The Grimoire of Arthur Gauntlet
A 17th century London Cunning-man's book of charms, conjurations and prayers
Edited by David Rankine
|Publisher:||Avalonia Books 2011|
Reviewed by Frater U.I.F.
During the Renaissance, the witch persecution and hysteria that had started in the Medieval era, was still alive and well in England. One group of practitioners who managed to avoid this persecution time and time again was the Cunning-folk. these common men and women practiced ceremonial Magick, divination and alternative medicine their tradition, which began before the 15th century, continues to this day by people who use folk magick to assist other people in need. While the church and state were both on a rampage to eradicate witches and witchcraft, clearly antagonistic to esoteric practices, the Cunning-folk always managed to remain untouched by the authorities. the practice of Magick in any form was illegal and for a time punishable by death. the general opinion was that witches were malefic and did nothing but cause harm, yet the cunning-folk practiced only works that were helpful to others. this public opinion, in addition to the willingness of the cunning-folk to modify their practices, ensured the continued and open existence of this ancient tradition.
These Cunning-men and Cunning-women were called upon by the populace to solve innumerable problems. those with family issues, lost jewelry, sickness, want of love or any other such need would call upon the Cunning-folk to provide a solution, or ask them to do work in their favor to increase wealth, health and happiness. As these practitioners were requested to assist in such a variety of problems, they were diligent in recording large collections of spells, charms and recipes. the range of styles and methods used in this tradition is staggering, and it is a great boon to have a compilation of this material in our possession today.
The Grimoire of Arthur Gauntlet is a "17th century London Cunning-man's book of charms, conjurations and prayers" as the sub-title describes. It contains many wonderful examples of planetary, zodiacal, spiritual and other workings. this is not a "complete system" type of Grimoire. In contrast it is an amalgam of many different systems and includes material from the Heptameron, the Arbatel, the writings of Agrippa and others. It is also quite heavily laden with Christian overtones, quoting the Psalms quite heavily as ritual text and calling upon the various names of God in both Christian and other Abrahamic traditions.
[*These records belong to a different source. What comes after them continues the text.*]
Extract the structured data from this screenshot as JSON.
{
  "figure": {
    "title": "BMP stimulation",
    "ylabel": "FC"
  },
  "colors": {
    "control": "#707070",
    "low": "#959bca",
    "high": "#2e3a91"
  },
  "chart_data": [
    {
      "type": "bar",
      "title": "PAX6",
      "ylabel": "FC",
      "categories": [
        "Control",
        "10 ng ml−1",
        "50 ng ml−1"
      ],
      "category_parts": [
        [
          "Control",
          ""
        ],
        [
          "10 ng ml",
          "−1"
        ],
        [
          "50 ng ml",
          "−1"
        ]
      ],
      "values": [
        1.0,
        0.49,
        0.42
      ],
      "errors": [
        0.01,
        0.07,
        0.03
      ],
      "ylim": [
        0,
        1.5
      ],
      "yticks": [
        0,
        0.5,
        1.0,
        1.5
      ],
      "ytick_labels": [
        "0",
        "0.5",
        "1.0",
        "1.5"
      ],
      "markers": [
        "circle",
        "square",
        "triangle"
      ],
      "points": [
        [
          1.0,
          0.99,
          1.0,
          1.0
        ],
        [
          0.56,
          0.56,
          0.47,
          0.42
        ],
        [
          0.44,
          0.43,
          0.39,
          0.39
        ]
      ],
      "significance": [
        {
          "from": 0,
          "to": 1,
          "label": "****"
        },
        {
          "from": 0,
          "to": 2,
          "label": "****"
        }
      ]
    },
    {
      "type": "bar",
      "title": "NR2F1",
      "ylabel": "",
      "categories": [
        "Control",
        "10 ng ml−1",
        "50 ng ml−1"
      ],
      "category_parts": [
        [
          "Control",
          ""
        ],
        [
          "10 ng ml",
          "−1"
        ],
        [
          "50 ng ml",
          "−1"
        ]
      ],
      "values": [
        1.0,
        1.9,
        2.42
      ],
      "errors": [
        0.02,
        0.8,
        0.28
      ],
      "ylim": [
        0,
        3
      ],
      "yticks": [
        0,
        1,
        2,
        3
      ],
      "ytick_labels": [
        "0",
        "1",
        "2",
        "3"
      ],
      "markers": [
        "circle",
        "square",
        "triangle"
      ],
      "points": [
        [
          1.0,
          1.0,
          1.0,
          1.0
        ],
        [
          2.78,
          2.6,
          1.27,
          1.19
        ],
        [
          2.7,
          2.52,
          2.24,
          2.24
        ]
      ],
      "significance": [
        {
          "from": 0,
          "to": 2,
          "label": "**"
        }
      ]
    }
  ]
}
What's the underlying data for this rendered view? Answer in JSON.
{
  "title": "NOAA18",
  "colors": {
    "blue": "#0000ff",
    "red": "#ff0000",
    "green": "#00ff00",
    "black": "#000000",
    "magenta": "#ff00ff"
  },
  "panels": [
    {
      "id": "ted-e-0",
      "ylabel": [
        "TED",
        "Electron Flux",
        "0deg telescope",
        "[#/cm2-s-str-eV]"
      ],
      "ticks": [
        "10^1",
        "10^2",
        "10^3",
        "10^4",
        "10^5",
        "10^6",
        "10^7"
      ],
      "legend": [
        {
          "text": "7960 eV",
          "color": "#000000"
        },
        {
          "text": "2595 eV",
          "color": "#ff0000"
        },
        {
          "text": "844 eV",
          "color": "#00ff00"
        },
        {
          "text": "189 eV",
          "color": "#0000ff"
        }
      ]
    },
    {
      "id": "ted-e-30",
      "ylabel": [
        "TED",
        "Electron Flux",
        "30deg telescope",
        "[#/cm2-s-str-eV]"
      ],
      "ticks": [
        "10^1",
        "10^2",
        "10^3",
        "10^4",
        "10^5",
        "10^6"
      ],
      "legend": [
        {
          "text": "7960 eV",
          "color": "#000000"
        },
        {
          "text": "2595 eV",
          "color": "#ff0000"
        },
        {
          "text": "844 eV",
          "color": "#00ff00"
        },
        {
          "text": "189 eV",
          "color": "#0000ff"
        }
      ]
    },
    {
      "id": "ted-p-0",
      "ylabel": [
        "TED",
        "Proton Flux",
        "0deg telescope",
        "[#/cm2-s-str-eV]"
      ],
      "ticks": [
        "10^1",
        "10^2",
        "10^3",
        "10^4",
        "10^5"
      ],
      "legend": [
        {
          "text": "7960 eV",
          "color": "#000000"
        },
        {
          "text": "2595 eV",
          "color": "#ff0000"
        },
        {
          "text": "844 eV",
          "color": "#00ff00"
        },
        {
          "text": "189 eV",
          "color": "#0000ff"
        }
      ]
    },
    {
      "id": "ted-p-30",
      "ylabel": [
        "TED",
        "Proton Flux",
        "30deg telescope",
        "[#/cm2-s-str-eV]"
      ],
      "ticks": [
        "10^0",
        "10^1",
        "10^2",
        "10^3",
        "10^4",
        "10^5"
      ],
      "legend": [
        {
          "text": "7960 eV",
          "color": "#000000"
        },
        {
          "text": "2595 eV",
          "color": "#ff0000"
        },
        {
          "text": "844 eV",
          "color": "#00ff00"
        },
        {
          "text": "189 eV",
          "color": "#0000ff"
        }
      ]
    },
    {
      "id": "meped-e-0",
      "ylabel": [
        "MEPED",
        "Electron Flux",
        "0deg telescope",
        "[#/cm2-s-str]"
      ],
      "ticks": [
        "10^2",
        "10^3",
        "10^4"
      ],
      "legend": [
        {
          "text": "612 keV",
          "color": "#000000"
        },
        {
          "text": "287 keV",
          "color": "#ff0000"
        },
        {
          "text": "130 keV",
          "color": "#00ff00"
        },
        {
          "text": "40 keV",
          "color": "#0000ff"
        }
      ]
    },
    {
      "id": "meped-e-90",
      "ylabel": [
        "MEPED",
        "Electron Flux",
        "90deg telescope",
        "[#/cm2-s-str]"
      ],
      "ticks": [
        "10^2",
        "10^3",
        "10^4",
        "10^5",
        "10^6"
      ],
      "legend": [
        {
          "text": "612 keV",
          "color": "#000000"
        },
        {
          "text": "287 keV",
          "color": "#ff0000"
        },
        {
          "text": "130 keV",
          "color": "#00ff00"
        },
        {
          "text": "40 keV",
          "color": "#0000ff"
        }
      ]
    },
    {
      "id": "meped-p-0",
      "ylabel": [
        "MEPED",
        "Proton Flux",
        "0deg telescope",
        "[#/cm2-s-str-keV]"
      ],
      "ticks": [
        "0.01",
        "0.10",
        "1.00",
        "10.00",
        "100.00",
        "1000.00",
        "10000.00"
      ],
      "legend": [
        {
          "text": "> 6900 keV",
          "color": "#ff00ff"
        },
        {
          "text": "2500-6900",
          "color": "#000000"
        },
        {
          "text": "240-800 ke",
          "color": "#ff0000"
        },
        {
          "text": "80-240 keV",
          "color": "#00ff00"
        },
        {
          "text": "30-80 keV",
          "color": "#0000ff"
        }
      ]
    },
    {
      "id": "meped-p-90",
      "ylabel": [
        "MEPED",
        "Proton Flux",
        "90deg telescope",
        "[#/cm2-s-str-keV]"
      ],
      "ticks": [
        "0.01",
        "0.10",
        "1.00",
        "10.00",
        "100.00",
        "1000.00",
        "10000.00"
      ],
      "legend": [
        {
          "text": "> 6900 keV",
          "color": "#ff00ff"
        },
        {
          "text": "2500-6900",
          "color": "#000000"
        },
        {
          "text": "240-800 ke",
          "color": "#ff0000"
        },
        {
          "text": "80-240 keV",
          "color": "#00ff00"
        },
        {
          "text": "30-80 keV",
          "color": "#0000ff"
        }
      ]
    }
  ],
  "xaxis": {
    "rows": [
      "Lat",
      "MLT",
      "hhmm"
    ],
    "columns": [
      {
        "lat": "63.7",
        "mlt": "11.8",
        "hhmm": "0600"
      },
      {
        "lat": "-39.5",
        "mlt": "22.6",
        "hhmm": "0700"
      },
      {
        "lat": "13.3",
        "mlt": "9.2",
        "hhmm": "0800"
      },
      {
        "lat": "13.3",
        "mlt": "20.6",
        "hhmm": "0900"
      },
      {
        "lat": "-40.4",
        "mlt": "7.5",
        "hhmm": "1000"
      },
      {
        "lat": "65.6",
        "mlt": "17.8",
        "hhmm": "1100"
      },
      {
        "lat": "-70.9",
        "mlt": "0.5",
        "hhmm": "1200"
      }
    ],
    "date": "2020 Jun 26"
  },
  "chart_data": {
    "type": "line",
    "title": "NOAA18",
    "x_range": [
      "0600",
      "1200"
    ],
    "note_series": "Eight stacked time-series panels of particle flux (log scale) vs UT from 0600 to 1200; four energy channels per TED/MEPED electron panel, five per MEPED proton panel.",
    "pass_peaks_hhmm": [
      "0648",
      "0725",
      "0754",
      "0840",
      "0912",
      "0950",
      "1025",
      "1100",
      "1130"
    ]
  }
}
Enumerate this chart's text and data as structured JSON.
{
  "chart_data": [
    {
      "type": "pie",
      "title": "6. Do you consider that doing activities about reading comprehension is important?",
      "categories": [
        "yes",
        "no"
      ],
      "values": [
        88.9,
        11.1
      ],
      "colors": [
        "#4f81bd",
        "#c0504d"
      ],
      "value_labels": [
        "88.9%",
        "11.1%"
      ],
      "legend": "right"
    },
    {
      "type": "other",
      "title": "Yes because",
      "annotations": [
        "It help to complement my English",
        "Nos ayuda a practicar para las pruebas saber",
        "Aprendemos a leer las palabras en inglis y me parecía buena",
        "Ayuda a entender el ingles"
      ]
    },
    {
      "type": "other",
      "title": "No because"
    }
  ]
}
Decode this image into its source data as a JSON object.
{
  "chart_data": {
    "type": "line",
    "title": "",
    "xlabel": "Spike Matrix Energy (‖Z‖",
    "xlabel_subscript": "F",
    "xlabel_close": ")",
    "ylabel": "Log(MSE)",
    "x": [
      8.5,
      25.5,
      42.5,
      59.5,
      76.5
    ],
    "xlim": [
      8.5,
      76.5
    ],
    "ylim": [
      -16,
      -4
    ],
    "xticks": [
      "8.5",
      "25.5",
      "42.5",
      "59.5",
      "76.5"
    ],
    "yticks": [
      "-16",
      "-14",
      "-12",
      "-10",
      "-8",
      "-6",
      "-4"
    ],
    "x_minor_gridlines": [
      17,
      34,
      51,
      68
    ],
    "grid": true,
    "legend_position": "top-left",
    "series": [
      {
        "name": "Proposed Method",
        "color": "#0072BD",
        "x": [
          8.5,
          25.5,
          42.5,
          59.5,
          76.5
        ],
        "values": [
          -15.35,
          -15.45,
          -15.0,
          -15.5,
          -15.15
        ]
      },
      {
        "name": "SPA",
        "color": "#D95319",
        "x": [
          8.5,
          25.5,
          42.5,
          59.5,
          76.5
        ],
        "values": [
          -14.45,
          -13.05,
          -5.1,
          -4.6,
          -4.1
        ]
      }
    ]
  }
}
David Rankine, the editor of this volume, has done an incredibly detailed job of introducing this set of source materials. His introduction covers a background on the cunning-folk tradition and several well known practitioners. It also compares this manuscript with several other source documents and outlines the history of the Grimoire itself including its ownership over the centuries. the book is filled with copies of the sigils, symbols and written notes from the original source documents and manuscripts which contribute much to understanding the text in general. Such a well documented and wonderfully presented work is a treasure to anyone who is passionate about the Grimoire Tradition.